Dates? How about 11th July, 25th July or 1st August.  Any preferences or absolute no-can-do's?


----------



## Luci07 (27 June 2015)

Looks good and up for this! All dates are fine for me as well. Thanks for organising this!


----------



## JennBags (27 June 2015)

Can I just be clear here...I'm nowhere near as nice as _GG_ so will most definitely NOT be giving out presents to everyone who comes!  Hmmm maybe we should invite _GG_.... :biggrin3:


----------



## The Fuzzy Furry (27 June 2015)

11th july works best, might be able to swing the other dates tho


----------



## twiggy2 (27 June 2015)

I am up for it depending on dates, work can be last minute so will have to confirm the day before, about and hour and a half from me


----------



## alsxx (28 June 2015)

Unfortunately can't do any of those dates, but will keep an eye on thread and arrangements incase anything does change at this end!


----------



## millikins (28 June 2015)

11th July ok, 25th definitely not, 1st Aug I think is ok.


----------



## Sags_Deer (28 June 2015)

I can't do Saturday's but have fun everyone


----------



## Barlow (29 June 2015)

11th July is good for me, can't do the other two dates


----------



## JennBags (29 June 2015)

OK so let's set 11th July as a definite date, otherwise we'll never do it!  Is the Limeburners ok with everyone?

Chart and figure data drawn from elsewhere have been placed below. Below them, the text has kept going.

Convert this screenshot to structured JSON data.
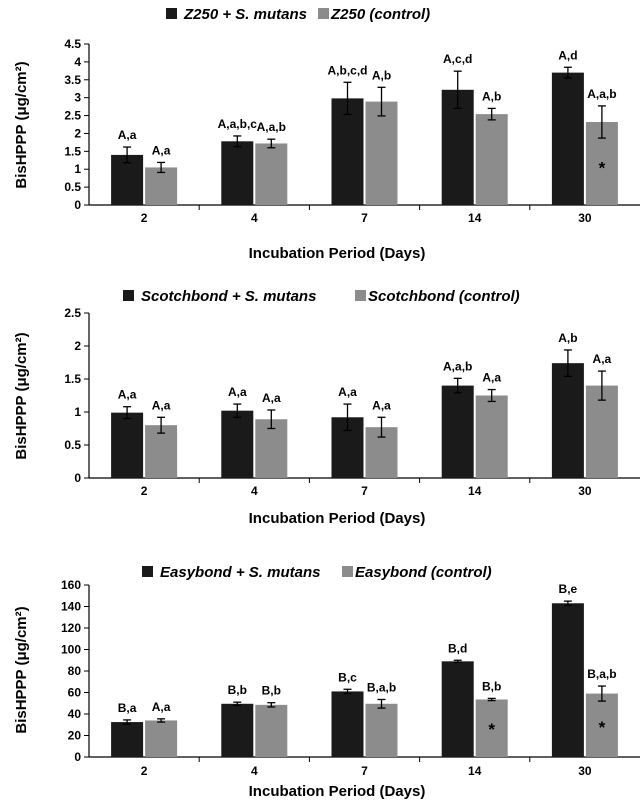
{
  "colors": {
    "series1": "#1a1a1a",
    "series2": "#8c8c8c",
    "axis": "#000000"
  },
  "chart_data": [
    {
      "type": "bar",
      "title": "",
      "xlabel": "Incubation Period (Days)",
      "ylabel": "BisHPPP (μg/cm²)",
      "ylim": [
        0,
        4.5
      ],
      "yticks": [
        "0",
        "0.5",
        "1",
        "1.5",
        "2",
        "2.5",
        "3",
        "3.5",
        "4",
        "4.5"
      ],
      "categories": [
        "2",
        "4",
        "7",
        "14",
        "30"
      ],
      "series": [
        {
          "name": "Z250 + S. mutans",
          "values": [
            1.4,
            1.78,
            2.98,
            3.22,
            3.7
          ],
          "errors": [
            0.22,
            0.15,
            0.45,
            0.52,
            0.15
          ],
          "labels": [
            "A,a",
            "A,a,b,c",
            "A,b,c,d",
            "A,c,d",
            "A,d"
          ],
          "marks": [
            "",
            "",
            "",
            "",
            ""
          ]
        },
        {
          "name": "Z250 (control)",
          "values": [
            1.05,
            1.72,
            2.89,
            2.54,
            2.32
          ],
          "errors": [
            0.14,
            0.12,
            0.4,
            0.16,
            0.45
          ],
          "labels": [
            "A,a",
            "A,a,b",
            "A,b",
            "A,b",
            "A,a,b"
          ],
          "marks": [
            "",
            "",
            "",
            "",
            "*"
          ]
        }
      ]
    },
    {
      "type": "bar",
      "title": "",
      "xlabel": "Incubation Period  (Days)",
      "ylabel": "BisHPPP (μg/cm²)",
      "ylim": [
        0,
        2.5
      ],
      "yticks": [
        "0",
        "0.5",
        "1",
        "1.5",
        "2",
        "2.5"
      ],
      "categories": [
        "2",
        "4",
        "7",
        "14",
        "30"
      ],
      "series": [
        {
          "name": "Scotchbond + S. mutans",
          "values": [
            0.99,
            1.02,
            0.92,
            1.4,
            1.74
          ],
          "errors": [
            0.09,
            0.1,
            0.2,
            0.11,
            0.2
          ],
          "labels": [
            "A,a",
            "A,a",
            "A,a",
            "A,a,b",
            "A,b"
          ],
          "marks": [
            "",
            "",
            "",
            "",
            ""
          ]
        },
        {
          "name": "Scotchbond (control)",
          "values": [
            0.8,
            0.89,
            0.77,
            1.25,
            1.4
          ],
          "errors": [
            0.12,
            0.14,
            0.15,
            0.09,
            0.22
          ],
          "labels": [
            "A,a",
            "A,a",
            "A,a",
            "A,a",
            "A,a"
          ],
          "marks": [
            "",
            "",
            "",
            "",
            ""
          ]
        }
      ]
    },
    {
      "type": "bar",
      "title": "",
      "xlabel": "Incubation Period  (Days)",
      "ylabel": "BisHPPP (μg/cm²)",
      "ylim": [
        0,
        160
      ],
      "yticks": [
        "0",
        "20",
        "40",
        "60",
        "80",
        "100",
        "120",
        "140",
        "160"
      ],
      "categories": [
        "2",
        "4",
        "7",
        "14",
        "30"
      ],
      "series": [
        {
          "name": "Easybond + S. mutans",
          "values": [
            32.5,
            49.5,
            61,
            89,
            143
          ],
          "errors": [
            2,
            1.5,
            2,
            1,
            2
          ],
          "labels": [
            "B,a",
            "B,b",
            "B,c",
            "B,d",
            "B,e"
          ],
          "marks": [
            "",
            "",
            "",
            "",
            ""
          ]
        },
        {
          "name": "Easybond (control)",
          "values": [
            34,
            48.5,
            49.5,
            53.5,
            59
          ],
          "errors": [
            1.5,
            2,
            4,
            1,
            7
          ],
          "labels": [
            "A,a",
            "B,b",
            "B,a,b",
            "B,b",
            "B,a,b"
          ],
          "marks": [
            "",
            "",
            "",
            "*",
            "*"
          ]
        }
      ]
    }
  ]
}
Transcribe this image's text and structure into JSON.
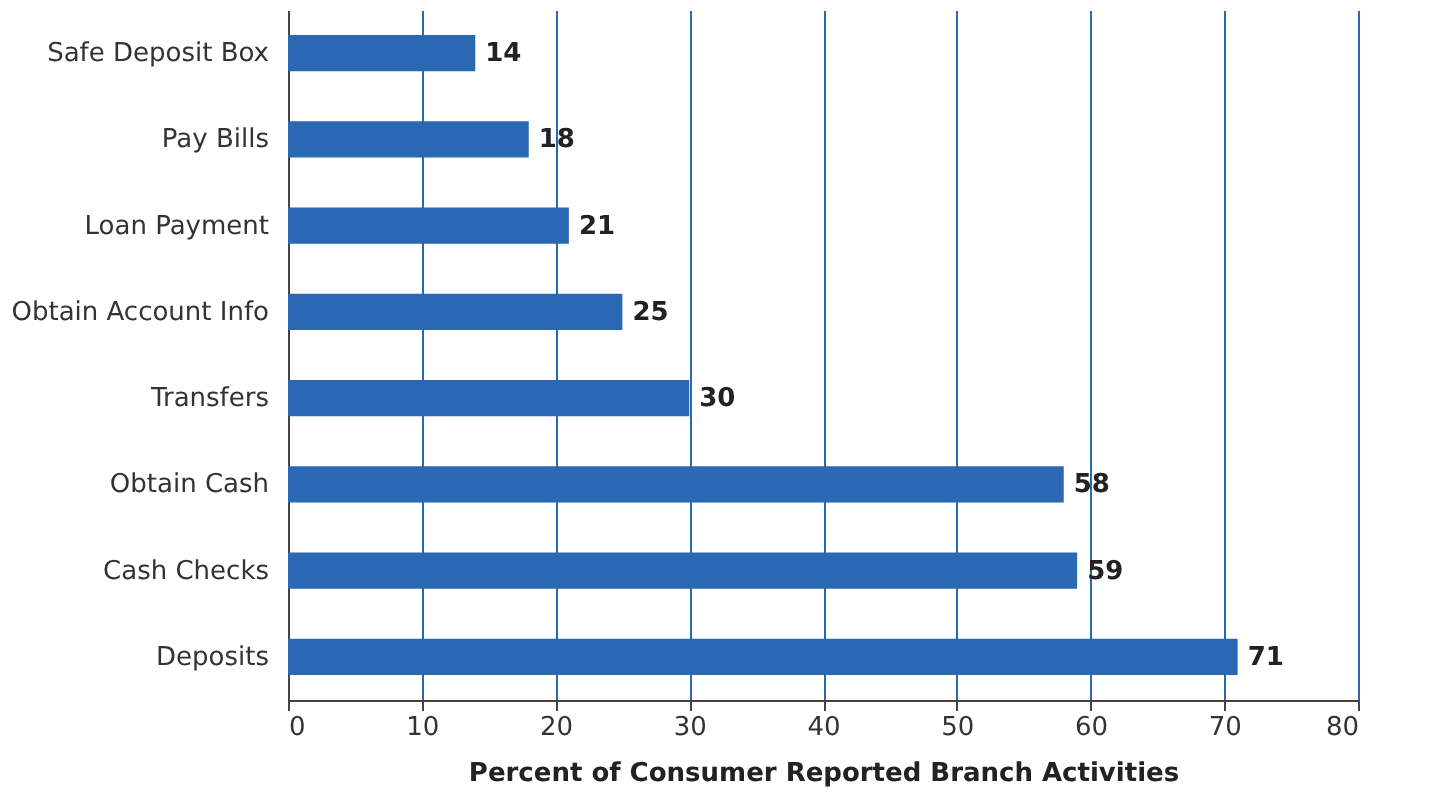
{
  "chart_data": {
    "type": "bar",
    "orientation": "horizontal",
    "xlabel": "Percent of Consumer Reported Branch Activities",
    "categories": [
      "Safe Deposit Box",
      "Pay Bills",
      "Loan Payment",
      "Obtain Account Info",
      "Transfers",
      "Obtain Cash",
      "Cash Checks",
      "Deposits"
    ],
    "values": [
      14,
      18,
      21,
      25,
      30,
      58,
      59,
      71
    ],
    "color": "#2b68b3",
    "xlim": [
      0,
      80
    ],
    "xticks": [
      0,
      10,
      20,
      30,
      40,
      50,
      60,
      70,
      80
    ],
    "grid": "x",
    "data_labels": true
  }
}
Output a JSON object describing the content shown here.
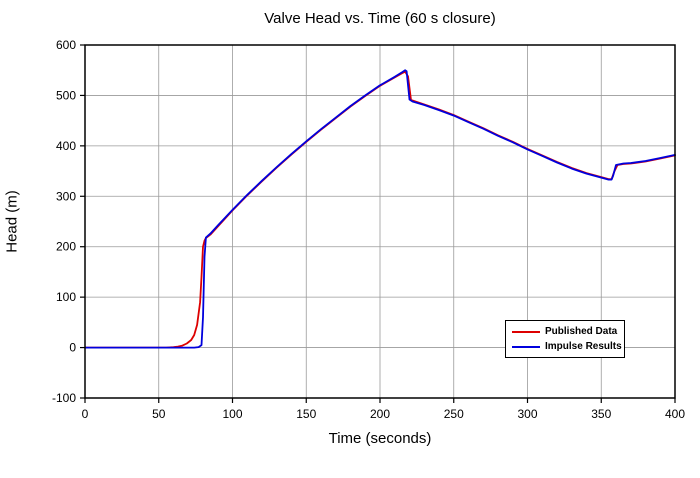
{
  "chart_data": {
    "type": "line",
    "title": "Valve Head vs. Time (60 s closure)",
    "xlabel": "Time (seconds)",
    "ylabel": "Head (m)",
    "xlim": [
      0,
      400
    ],
    "ylim": [
      -100,
      600
    ],
    "xticks": [
      0,
      50,
      100,
      150,
      200,
      250,
      300,
      350,
      400
    ],
    "yticks": [
      -100,
      0,
      100,
      200,
      300,
      400,
      500,
      600
    ],
    "grid": true,
    "grid_color": "#9a9a9a",
    "legend_position": "lower-right",
    "series": [
      {
        "name": "Published Data",
        "color": "#dd0000",
        "x": [
          0,
          10,
          20,
          30,
          40,
          50,
          55,
          60,
          63,
          66,
          69,
          72,
          74,
          76,
          78,
          79,
          80,
          81,
          82,
          85,
          90,
          100,
          110,
          120,
          130,
          140,
          150,
          160,
          170,
          180,
          190,
          200,
          210,
          215,
          217,
          219,
          221,
          230,
          240,
          250,
          260,
          270,
          280,
          290,
          300,
          310,
          320,
          330,
          340,
          350,
          355,
          357,
          359,
          361,
          365,
          370,
          380,
          390,
          400
        ],
        "y": [
          0,
          0,
          0,
          0,
          0,
          0,
          0,
          1,
          2,
          4,
          8,
          15,
          25,
          45,
          90,
          140,
          200,
          212,
          217,
          224,
          240,
          272,
          302,
          330,
          357,
          383,
          408,
          432,
          455,
          478,
          499,
          519,
          536,
          544,
          547,
          538,
          491,
          482,
          472,
          461,
          448,
          435,
          421,
          408,
          394,
          381,
          368,
          356,
          346,
          338,
          334,
          334,
          350,
          362,
          364,
          365,
          369,
          375,
          381
        ]
      },
      {
        "name": "Impulse Results",
        "color": "#0000dd",
        "x": [
          0,
          10,
          20,
          30,
          40,
          50,
          60,
          70,
          74,
          77,
          79,
          80,
          81,
          82,
          85,
          90,
          100,
          110,
          120,
          130,
          140,
          150,
          160,
          170,
          180,
          190,
          200,
          210,
          215,
          217,
          218,
          220,
          222,
          230,
          240,
          250,
          260,
          270,
          280,
          290,
          300,
          310,
          320,
          330,
          340,
          350,
          355,
          357,
          358,
          360,
          365,
          370,
          380,
          390,
          400
        ],
        "y": [
          0,
          0,
          0,
          0,
          0,
          0,
          0,
          0,
          0,
          1,
          5,
          60,
          180,
          218,
          226,
          242,
          273,
          303,
          331,
          358,
          384,
          409,
          433,
          456,
          479,
          500,
          520,
          537,
          546,
          550,
          548,
          492,
          488,
          481,
          471,
          460,
          447,
          434,
          420,
          407,
          393,
          380,
          367,
          355,
          345,
          337,
          333,
          333,
          340,
          362,
          365,
          366,
          370,
          376,
          382
        ]
      }
    ]
  }
}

Please can you PM me if you're coming and we can exchange mobile numbers (in case of problems), and I'll book a table for us for lunch, shall we say 12:30 for 1:00?


----------



## ILuvCowparsely (29 June 2015)

Sorry to far for me 1 1/2 hrs and doing something that weekend count me out but have fun gals


----------



## ILuvCowparsely (29 June 2015)

HGA-12 said:



			Sorry to far for me 1 1/2 hrs and doing something that weekend count me out but have fun gals
		
Click to expand...

why not put a pole up with various dates for peeps to click which is best??


----------



## The Fuzzy Furry (29 June 2015)

JennBags said:



			OK so let's set 11th July as a definite date, otherwise we'll never do it!  Is the Limeburners ok with everyone?

Please can you PM me if you're coming and we can exchange mobile numbers (in case of problems), and I'll book a table for us for lunch, shall we say 12:30 for 1:00?
		
Click to expand...

Its now in my diary, will be there 
Will pm you my number


----------



## twiggy2 (29 June 2015)

I am working but hope to see you at the next one-have fun


----------



## Scarlett (30 June 2015)

Cant do 11th but will keep an eye out for another one...


----------



## xxISHxx (30 June 2015)

The 11th is a maybe from me, depends if I'm working or not. I should know by next week


----------



## JennBags (8 July 2015)

xxISHxx said:



			The 11th is a maybe from me, depends if I'm working or not. I should know by next week
		
Click to expand...

Do you know if you're working or not ISH?

It's still on although will be very quiet (in terms of numbers if not volume :wink3: ) so last minute call for any other attendees


----------



## The Fuzzy Furry (8 July 2015)

Oy, to whom are you insinuating about volume??


----------



## xxISHxx (8 July 2015)

Sorry I've been meaning to get online all day, unfortunately I've got to work as we have a load of people off sick. Do you think another one will be arrange?


----------



## JennBags (8 July 2015)

The Fuzzy Furry said:



			Oy, to whom are you insinuating about volume?? 

Click to expand...

*whistles innocently*

Well TFF, if the cap fits... :wink3: :biggrin3:


----------



## Garnet (9 July 2015)

Oh, I have only just seen this and I would love to come, but it is our village fete that afternoon and I am involved with that, so I can't make it this time.
However, if you re-schedule for any reason, I can do 25th July but not 1st August. I'll keep a closer eye on this forum in future . . .


----------



## Sameru (10 July 2015)

I work on Saturdays too  evening would be better for me x


----------



## millikins (10 July 2015)

I pm'd you. Was hoping to come but unexpectedly pony on loan is coming home tomorrow


----------